Peut-être qu'au bout de l'écriture
J’ai beau me pencher sur l’absolue nécessité des jours simples, je ne trouve pas la clef de l’exigence heureuse, de la joie linéaire qui courrait devant comme un petit animal fidèle, de la juste proportion du sourire encore debout, il doit en rester une ombre, accrochée à une branche.
Je marche de ces pas nonchalants qui ont l’instinct de chercher ce qui manque, le soupir qui ouvre la respiration, le courant d’air qui annonce la valse des vents, les copeaux de lumière sur le bitume triste. C’est le même décor, les mêmes lignes, le même café du matin, les mêmes circulations mais l’envie de les voir comme auparavant s’est usée, doucement diluée dans la difficulté à compenser l’indicible envie de te dire ce que je dois garder désormais pour moi et qui pousse, de tout son poids, sur les parois de chaque aujourd’hui.
Je persiste à croire qu’il existe une ligne qui, une fois franchie, mène à un autre côté, une sorte de dimension que la volonté seule peut atteindre pour cueillir les fruits frais de la paix cérébrale. L’étendue est vaste, la vue magnifique, et s’il pleut parfois, ce n’est qu’un reste de larme délestée de son sel. C’est la frontière où le chagrin a le goût de l’eau douce.
On doit pouvoir franchir ce seuil à pied, comme lorsqu’on partait, tranquille, sur la dureté du trottoir, pour enrouler autour d’une table, quelques minutes volées au reste des minutes. L’instant était noir, mais au fond d’une tasse, et la promesse de ce café-ci avait plus de valeur que ce café-là. Sur le fil des années, je vois des files infinies de moments caféinés battre des ailes pour s’envoler comme des armées de moineaux pacifistes. Il y avait les cafés, et les excuses de café.
J’ai beau rester la tête droite quand je passe où tu étais, un indicible aimant me force à regarder l’air saturé d’un vide obsédant. J’ai beau écrire jusqu’à user la force des voyelles rares et des consonnes en formation, rien ne compense la frustration devenue ligne d’horizon. J’ai beau savoir, j’ai beau avancer chaque jour aux mêmes endroits que tu avançais, j’ai beau avoir les mots comme copains de terrasse, je ne parviens pas à ma satisfaire de mes propres persuasions.
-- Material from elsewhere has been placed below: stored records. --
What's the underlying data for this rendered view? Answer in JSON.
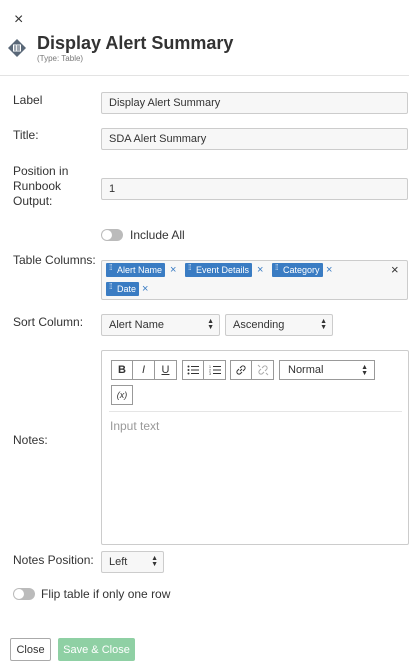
{
  "header": {
    "close_glyph": "×",
    "title": "Display Alert Summary",
    "subtitle": "(Type: Table)"
  },
  "form": {
    "label_label": "Label",
    "label_value": "Display Alert Summary",
    "title_label": "Title:",
    "title_value": "SDA Alert Summary",
    "position_label": "Position in Runbook Output:",
    "position_value": "1",
    "include_all_label": "Include All",
    "include_all_on": false,
    "table_columns_label": "Table Columns:",
    "table_columns": [
      "Alert Name",
      "Event Details",
      "Category",
      "Date"
    ],
    "sort_column_label": "Sort Column:",
    "sort_column_value": "Alert Name",
    "sort_order_value": "Ascending",
    "notes_label": "Notes:",
    "notes_placeholder": "Input text",
    "notes_format_value": "Normal",
    "notes_position_label": "Notes Position:",
    "notes_position_value": "Left",
    "flip_table_label": "Flip table if only one row",
    "flip_table_on": false
  },
  "toolbar": {
    "bold": "B",
    "italic": "I",
    "underline": "U",
    "formula": "(x)"
  },
  "footer": {
    "close_label": "Close",
    "save_close_label": "Save & Close"
  },
  "colors": {
    "tag": "#3a7cc3",
    "save_disabled": "#8fd0a4"
  }
}
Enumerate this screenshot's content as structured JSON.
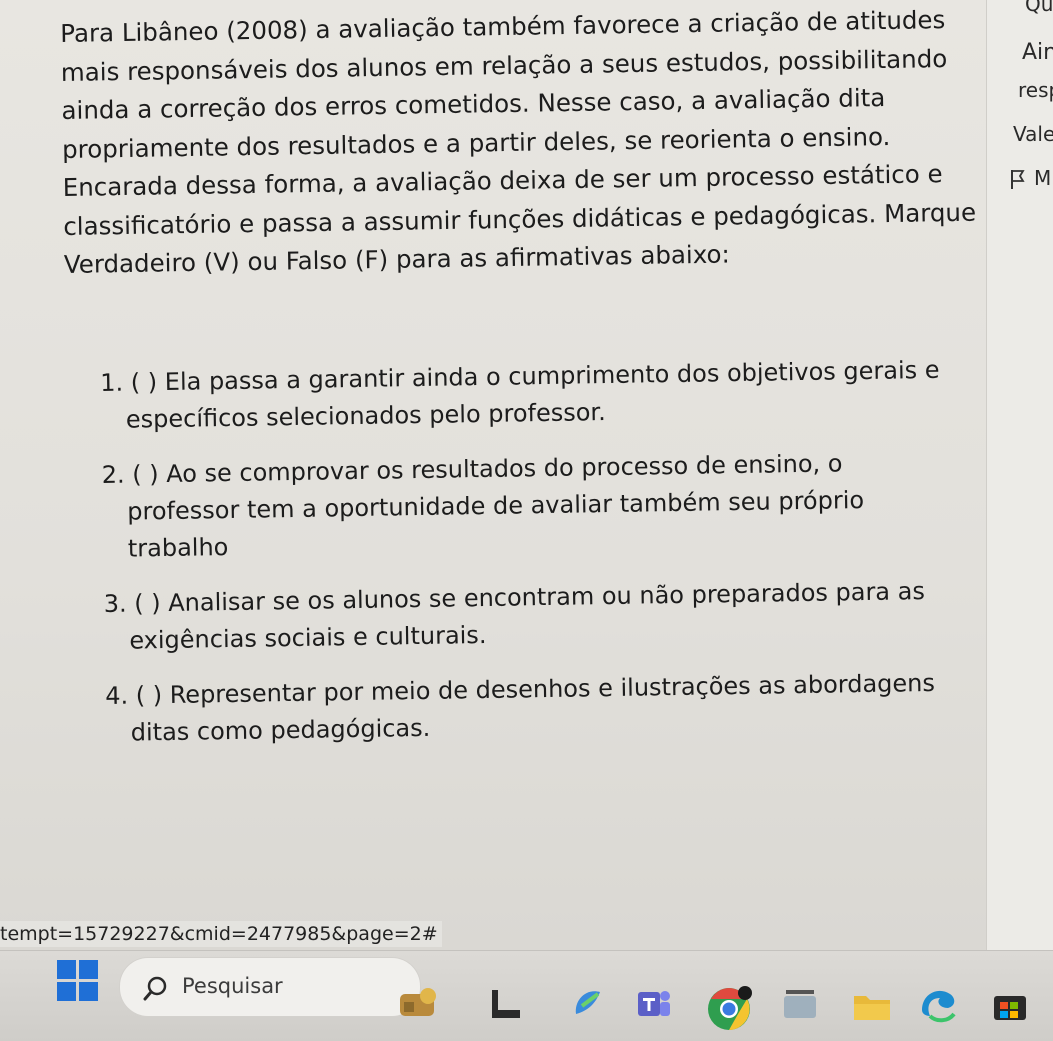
{
  "question": {
    "statement_lines": [
      "Para Libâneo (2008) a avaliação também favorece a criação de atitudes",
      "mais responsáveis dos alunos em relação a seus estudos, possibilitando",
      "ainda a correção dos erros cometidos. Nesse caso, a avaliação dita",
      "propriamente dos resultados e a partir deles, se reorienta o ensino.",
      "Encarada dessa forma, a avaliação deixa de ser um processo estático e",
      "classificatório e passa a assumir funções didáticas e pedagógicas. Marque",
      "Verdadeiro (V) ou Falso (F) para as afirmativas abaixo:"
    ],
    "items": [
      {
        "lines": [
          "1. (  ) Ela passa a garantir ainda o cumprimento dos objetivos gerais e",
          "específicos selecionados pelo professor."
        ]
      },
      {
        "lines": [
          "2. (  ) Ao se comprovar os resultados do processo de ensino, o",
          "professor tem a oportunidade de avaliar também seu próprio",
          "trabalho"
        ]
      },
      {
        "lines": [
          "3. (   ) Analisar se os alunos se encontram ou não preparados para as",
          "exigências sociais e culturais."
        ]
      },
      {
        "lines": [
          "4. (  ) Representar por meio de desenhos e ilustrações as abordagens",
          "ditas como pedagógicas."
        ]
      }
    ]
  },
  "side_panel": {
    "top_fragment": "Qu",
    "line1": "Ain",
    "line2": "resp",
    "line3": "Vale",
    "flag_text": "M"
  },
  "status_bar": {
    "url_fragment": "tempt=15729227&cmid=2477985&page=2#"
  },
  "taskbar": {
    "search_placeholder": "Pesquisar",
    "icons": [
      "widgets-icon",
      "file-explorer-icon",
      "photos-icon",
      "teams-icon",
      "chrome-icon",
      "amazon-icon",
      "folder-icon",
      "edge-icon",
      "store-icon"
    ]
  },
  "colors": {
    "screen_bg": "#e4e2dd",
    "text": "#1c1c1c",
    "windows_blue": "#1f6fd6",
    "taskbar_bg": "#d6d4d0"
  }
}
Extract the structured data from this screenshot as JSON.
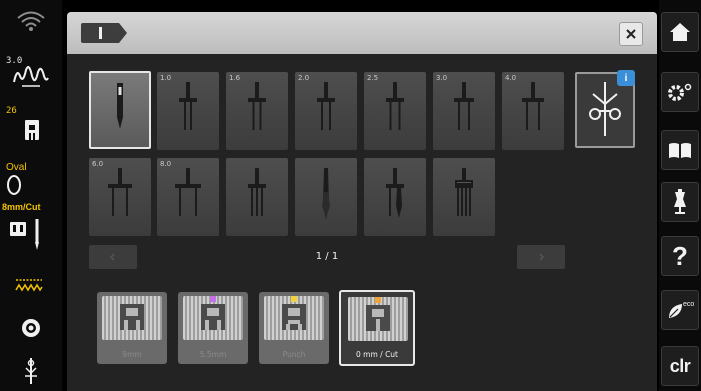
{
  "status_bar": {
    "stitch_width": "3.0",
    "stitch_length": "26",
    "hoop_label": "Oval",
    "presser_foot_label": "8mm/Cut"
  },
  "dialog": {
    "needle_tiles": [
      {
        "size": "",
        "selected": true,
        "icon": "single-needle-icon"
      },
      {
        "size": "1.0",
        "selected": false,
        "icon": "twin-needle-icon"
      },
      {
        "size": "1.6",
        "selected": false,
        "icon": "twin-needle-icon"
      },
      {
        "size": "2.0",
        "selected": false,
        "icon": "twin-needle-icon"
      },
      {
        "size": "2.5",
        "selected": false,
        "icon": "twin-needle-icon"
      },
      {
        "size": "3.0",
        "selected": false,
        "icon": "twin-needle-icon"
      },
      {
        "size": "4.0",
        "selected": false,
        "icon": "twin-needle-icon"
      },
      {
        "size": "6.0",
        "selected": false,
        "icon": "twin-needle-icon"
      },
      {
        "size": "8.0",
        "selected": false,
        "icon": "twin-needle-icon"
      },
      {
        "size": "",
        "selected": false,
        "icon": "triple-needle-icon"
      },
      {
        "size": "",
        "selected": false,
        "icon": "wing-needle-icon"
      },
      {
        "size": "",
        "selected": false,
        "icon": "double-wing-needle-icon"
      },
      {
        "size": "",
        "selected": false,
        "icon": "quad-needle-icon"
      }
    ],
    "info_badge": "i",
    "pagination": "1 / 1",
    "presser_feet": [
      {
        "label": "9mm",
        "selected": false
      },
      {
        "label": "5.5mm",
        "selected": false,
        "marker_color": "#c470e6"
      },
      {
        "label": "Punch",
        "selected": false,
        "marker_color": "#f2d23a"
      },
      {
        "label": "0 mm / Cut",
        "selected": true,
        "marker_color": "#f2a33a"
      }
    ]
  },
  "right_bar": {
    "clear_label": "clr",
    "help_label": "?"
  },
  "colors": {
    "accent_yellow": "#f4c400",
    "info_blue": "#3b8fd8"
  }
}
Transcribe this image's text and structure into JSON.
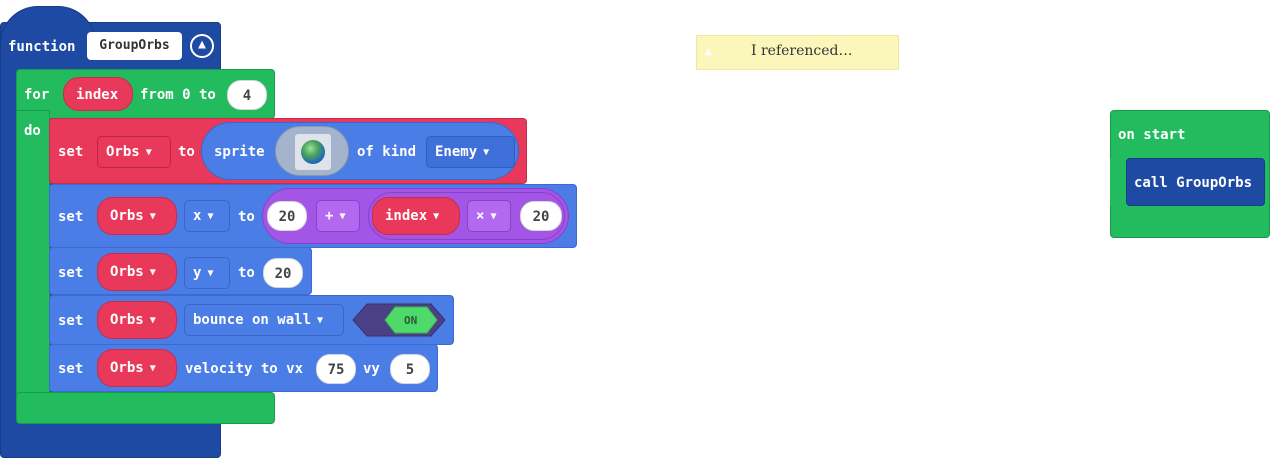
{
  "function_block": {
    "keyword": "function",
    "name": "GroupOrbs",
    "collapse_icon": "chevron-up-icon"
  },
  "for_loop": {
    "keyword": "for",
    "variable": "index",
    "from_label": "from 0 to",
    "end_value": "4",
    "do_label": "do"
  },
  "statements": {
    "sprite_set": {
      "set_label": "set",
      "variable": "Orbs",
      "to_label": "to",
      "sprite_label": "sprite",
      "of_kind_label": "of kind",
      "kind": "Enemy"
    },
    "x_set": {
      "set_label": "set",
      "variable": "Orbs",
      "property": "x",
      "to_label": "to",
      "first_operand": "20",
      "operator": "+",
      "index_var": "index",
      "multiply_operator": "×",
      "second_operand": "20"
    },
    "y_set": {
      "set_label": "set",
      "variable": "Orbs",
      "property": "y",
      "to_label": "to",
      "value": "20"
    },
    "bounce_set": {
      "set_label": "set",
      "variable": "Orbs",
      "flag": "bounce on wall",
      "toggle_label": "ON"
    },
    "velocity_set": {
      "set_label": "set",
      "variable": "Orbs",
      "velocity_label": "velocity to vx",
      "vx": "75",
      "vy_label": "vy",
      "vy": "5"
    }
  },
  "comment": {
    "text": "I referenced…"
  },
  "on_start": {
    "label": "on start",
    "call_label": "call GroupOrbs"
  },
  "colors": {
    "functions": "#1e4aa3",
    "loops": "#22bb5d",
    "sprites": "#e8395b",
    "physics": "#4a7de5",
    "math": "#a356e6",
    "toggle_on": "#4fd96b",
    "comment_bg": "#fbf6ba"
  }
}
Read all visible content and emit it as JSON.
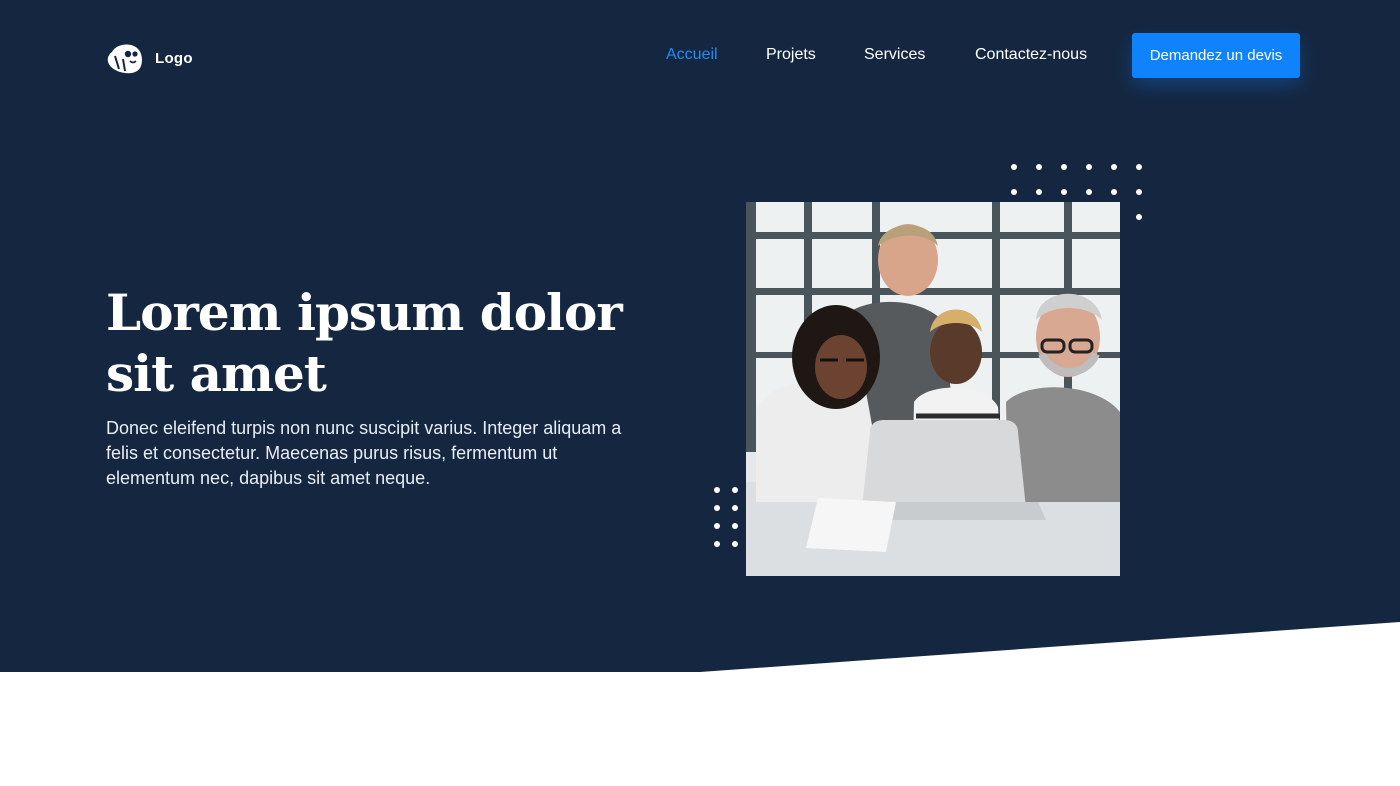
{
  "brand": {
    "icon": "logo-icon",
    "name": "Logo"
  },
  "nav": {
    "items": [
      {
        "label": "Accueil",
        "active": true
      },
      {
        "label": "Projets",
        "active": false
      },
      {
        "label": "Services",
        "active": false
      },
      {
        "label": "Contactez-nous",
        "active": false
      }
    ],
    "cta_label": "Demandez un devis"
  },
  "hero": {
    "title_line1": "Lorem ipsum dolor",
    "title_line2": "sit amet",
    "description": "Donec eleifend turpis non nunc suscipit varius. Integer aliquam a felis et consectetur. Maecenas purus risus, fermentum ut elementum nec, dapibus sit amet neque.",
    "image": "team-working-around-laptop-photo"
  },
  "colors": {
    "hero_background": "#152740",
    "accent": "#0f83fb",
    "active_link": "#1f8cf5",
    "text": "#ffffff"
  }
}
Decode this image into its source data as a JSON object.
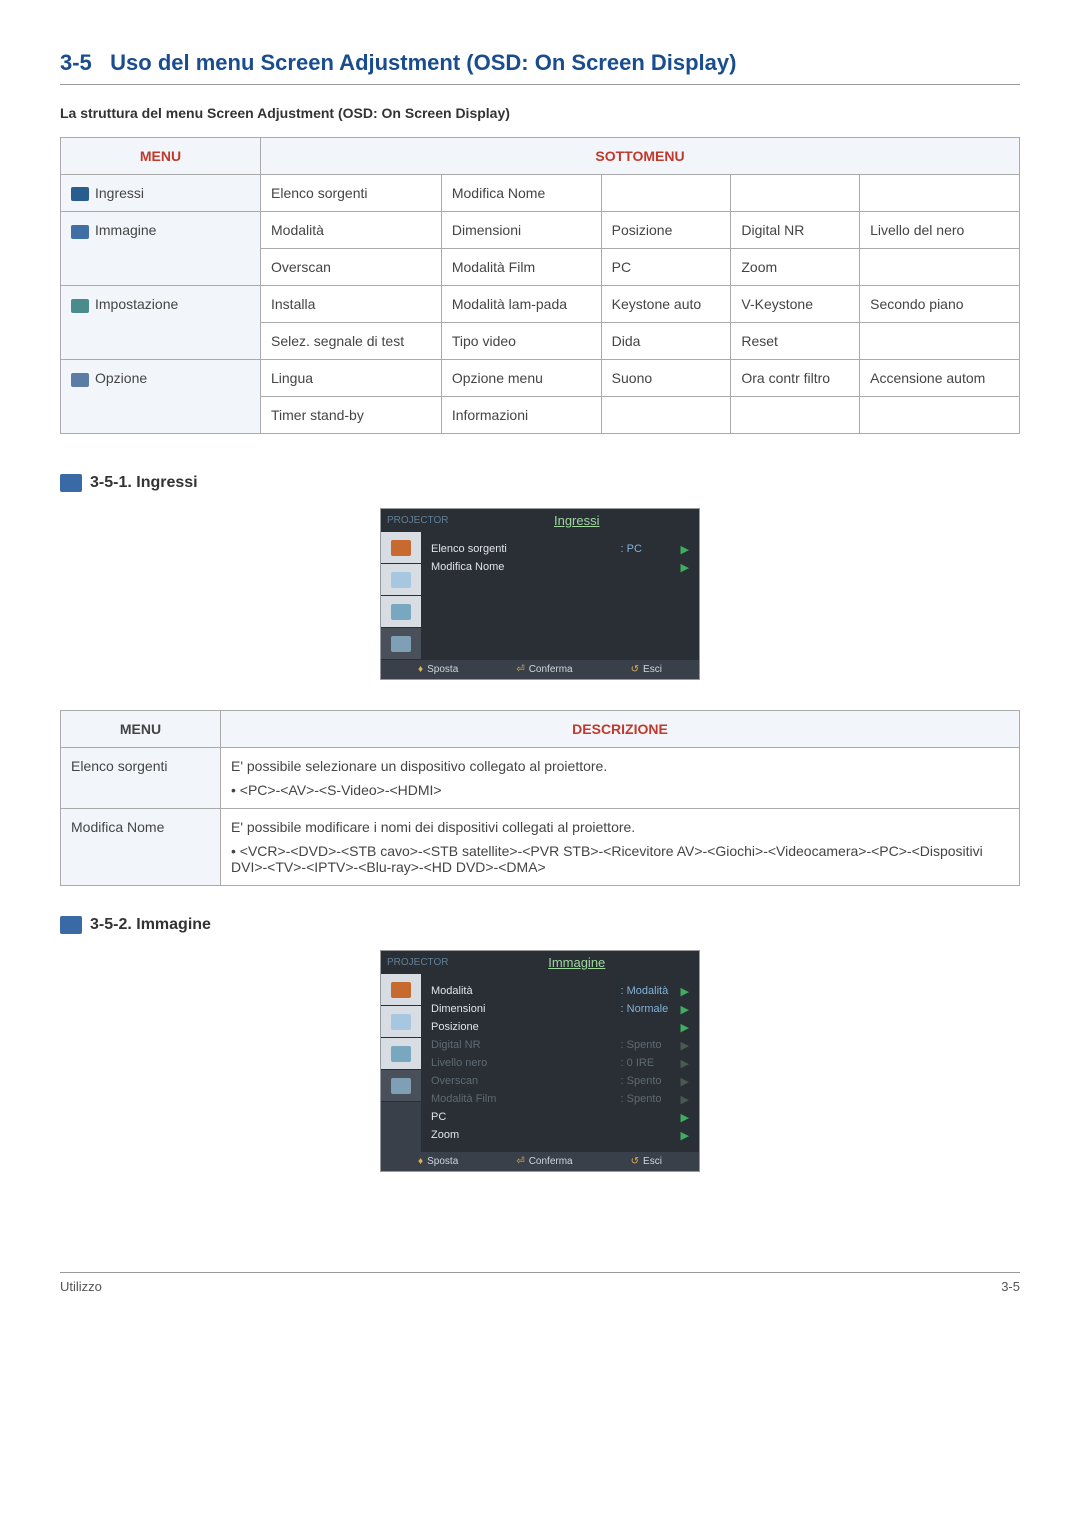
{
  "heading": {
    "number": "3-5",
    "title": "Uso del menu Screen Adjustment (OSD: On Screen Display)"
  },
  "structure_title": "La struttura del menu Screen Adjustment (OSD: On Screen Display)",
  "table1": {
    "headers": {
      "menu": "MENU",
      "sub": "SOTTOMENU"
    },
    "rows": [
      {
        "label": "Ingressi",
        "cells": [
          "Elenco sorgenti",
          "Modifica Nome",
          "",
          "",
          ""
        ]
      },
      {
        "label": "Immagine",
        "cells": [
          "Modalità",
          "Dimensioni",
          "Posizione",
          "Digital NR",
          "Livello del nero"
        ]
      },
      {
        "label": "",
        "cells": [
          "Overscan",
          "Modalità Film",
          "PC",
          "Zoom",
          ""
        ]
      },
      {
        "label": "Impostazione",
        "cells": [
          "Installa",
          "Modalità lam-pada",
          "Keystone auto",
          "V-Keystone",
          "Secondo piano"
        ]
      },
      {
        "label": "",
        "cells": [
          "Selez. segnale di test",
          "Tipo video",
          "Dida",
          "Reset",
          ""
        ]
      },
      {
        "label": "Opzione",
        "cells": [
          "Lingua",
          "Opzione menu",
          "Suono",
          "Ora contr filtro",
          "Accensione autom"
        ]
      },
      {
        "label": "",
        "cells": [
          "Timer stand-by",
          "Informazioni",
          "",
          "",
          ""
        ]
      }
    ]
  },
  "sub1": {
    "num": "3-5-1.",
    "title": "Ingressi"
  },
  "osd1": {
    "projector": "PROJECTOR",
    "title": "Ingressi",
    "rows": [
      {
        "label": "Elenco sorgenti",
        "value": ": PC"
      },
      {
        "label": "Modifica Nome",
        "value": ""
      }
    ],
    "footer": {
      "move": "Sposta",
      "confirm": "Conferma",
      "back": "Esci"
    }
  },
  "table2": {
    "headers": {
      "menu": "MENU",
      "desc": "DESCRIZIONE"
    },
    "rows": [
      {
        "label": "Elenco sorgenti",
        "text": "E' possibile selezionare un dispositivo collegato al proiettore.",
        "bullet": "<PC>-<AV>-<S-Video>-<HDMI>"
      },
      {
        "label": "Modifica Nome",
        "text": "E' possibile modificare i nomi dei dispositivi collegati al proiettore.",
        "bullet": "<VCR>-<DVD>-<STB cavo>-<STB satellite>-<PVR STB>-<Ricevitore AV>-<Giochi>-<Videocamera>-<PC>-<Dispositivi DVI>-<TV>-<IPTV>-<Blu-ray>-<HD DVD>-<DMA>"
      }
    ]
  },
  "sub2": {
    "num": "3-5-2.",
    "title": "Immagine"
  },
  "osd2": {
    "projector": "PROJECTOR",
    "title": "Immagine",
    "rows": [
      {
        "label": "Modalità",
        "value": ": Modalità",
        "dim": false
      },
      {
        "label": "Dimensioni",
        "value": ": Normale",
        "dim": false
      },
      {
        "label": "Posizione",
        "value": "",
        "dim": false
      },
      {
        "label": "Digital NR",
        "value": ": Spento",
        "dim": true
      },
      {
        "label": "Livello nero",
        "value": ": 0 IRE",
        "dim": true
      },
      {
        "label": "Overscan",
        "value": ": Spento",
        "dim": true
      },
      {
        "label": "Modalità Film",
        "value": ": Spento",
        "dim": true
      },
      {
        "label": "PC",
        "value": "",
        "dim": false
      },
      {
        "label": "Zoom",
        "value": "",
        "dim": false
      }
    ],
    "footer": {
      "move": "Sposta",
      "confirm": "Conferma",
      "back": "Esci"
    }
  },
  "footer": {
    "left": "Utilizzo",
    "right": "3-5"
  }
}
L’absence n’a pas de loi, pas de territoire, pas d’État de droit. Elle écrase ce qu’elle touche, et anéanti ce qu’elle mord. Parfois, je tente de la cerner, mais en vain, elle m’échappe, comme une balle de brume qui se déforme et se reforme un peu plus loin. Chaque jour, lorsque je franchis la porte où je te voyais chaque matin, je m’accroche à l’idée que cette légère pression que je sens ne peut être que ton insistance à ne pas m’échapper.
Pour le reste, je sais que tu survis dans chaque café que je bois, dans chaque carnet que je feuillette, dans chaque détail que l’encre pose dans le dédale de la vie. J’ai beau être aux carrefours de tous les instants, je sais que rien ne fera reculer cet instant de traverse, ce moment parallèle où l’on doit forcément se voir sans que chacun n’en ai conscience. Peut-être qu’au bout de l’écriture, il y a une porte dont tu as la clef.